Ballroom B - Position 32
Learning to Parallelize with OpenMP by Augmented Heterogeneous AST Representation

Le Chen · Quazi Ishtiaque Mahmud · Hung Phan · Nesreen Ahmed · Ali Jannesari

Detecting parallelizable code regions is a challenging task, even for experienced developers. Numerous recent studies have explored the use of machine learning for code analysis and program synthesis, including parallelization, in light of the success of machine learning in natural language processing. However, applying machine learning techniques to parallelism detection presents several challenges, such as the lack of an adequate dataset for training, an effective code representation with rich information, and a suitable machine learning model to learn the latent features of code for diverse analyses. To address these challenges, we propose a novel graph-based learning approach called Graph2Par that utilizes a heterogeneous augmented abstract syntax tree (Augmented-AST) representation for code. The proposed approach primarily focused on loop-level parallelization with OpenMP. Moreover, we create an OMP_Serial dataset with 18598 parallelizable and 13972 non-parallelizable loops to train the machine learning models.

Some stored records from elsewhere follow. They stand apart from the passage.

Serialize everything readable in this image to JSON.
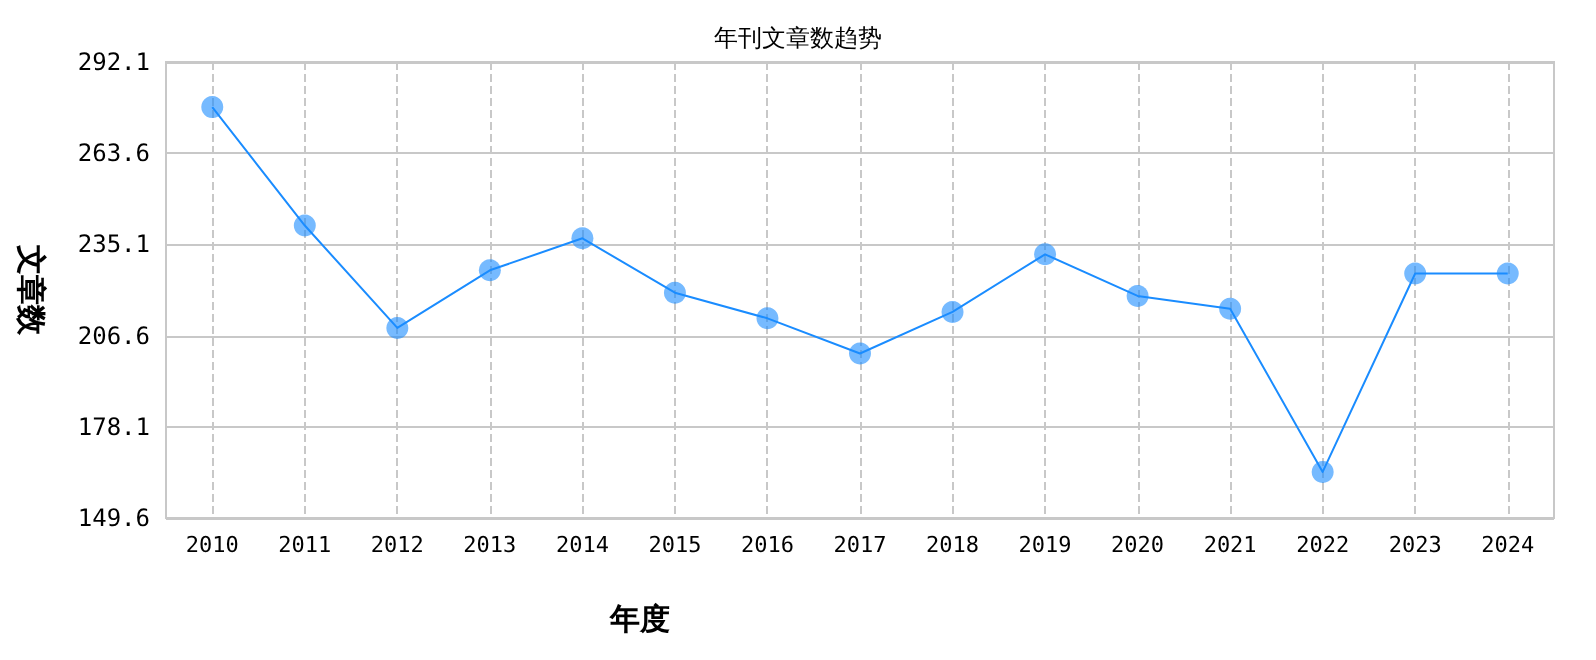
{
  "chart_data": {
    "type": "line",
    "title": "年刊文章数趋势",
    "xlabel": "年度",
    "ylabel": "文章数",
    "categories": [
      "2010",
      "2011",
      "2012",
      "2013",
      "2014",
      "2015",
      "2016",
      "2017",
      "2018",
      "2019",
      "2020",
      "2021",
      "2022",
      "2023",
      "2024"
    ],
    "series": [
      {
        "color": "#1a8cff",
        "values": [
          278,
          241,
          209,
          227,
          237,
          220,
          212,
          201,
          214,
          232,
          219,
          215,
          164,
          226,
          226
        ]
      }
    ],
    "ylim": [
      149.6,
      292.1
    ],
    "yticks": [
      149.6,
      178.1,
      206.6,
      235.1,
      263.6,
      292.1
    ],
    "grid": true,
    "marker": "circle",
    "line_style": "solid"
  }
}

Our results show that our proposed approach achieves the accuracy of parallelizable code region detection with 85\% accuracy and outperforms the state-of-the-art token-based machine learning approach. These results indicate that our approach is competitive with state-of-the-art tools and capable of handling loops with complex structures that other tools may overlook.


Ballroom B - Position 33
Outstanding Paper Award
Virtual Machine Allocation with Lifetime Predictions

Hugo Barbalho · Patricia Kovaleski · Beibin Li · Luke Marshall · Marco Molinaro · Abhisek Pan · Eli Cortez · Matheus Leao · Harsh Patwari · Zuzu Tang · Larissa Rozales Gonçalves · David Dion · Thomas Moscibroda · Ishai Menache

The emergence of machine learning technology has motivated the use of ML-based predictors in computer systems to improve their efficiency and robustness. However, there are still numerous algorithmic and systems challenges in effectively utilizing ML models in large-scale resource management services that require high throughput and response latency of milliseconds. In this paper, we describe the design and implementation of a VM allocation service that uses ML predictions of the VM lifetime to improve packing efficiencies. We design lifetime-aware placement algorithms that are provably robust to prediction errors and demonstrate their merits in extensive real-trace simulations. We significantly upgraded the VM allocation infrastructure of Microsoft Azure to support such algorithms that require ML inference in the critical path. A robust version of our algorithms has been recently deployed in production, and obtains efficiency improvements expected from simulations.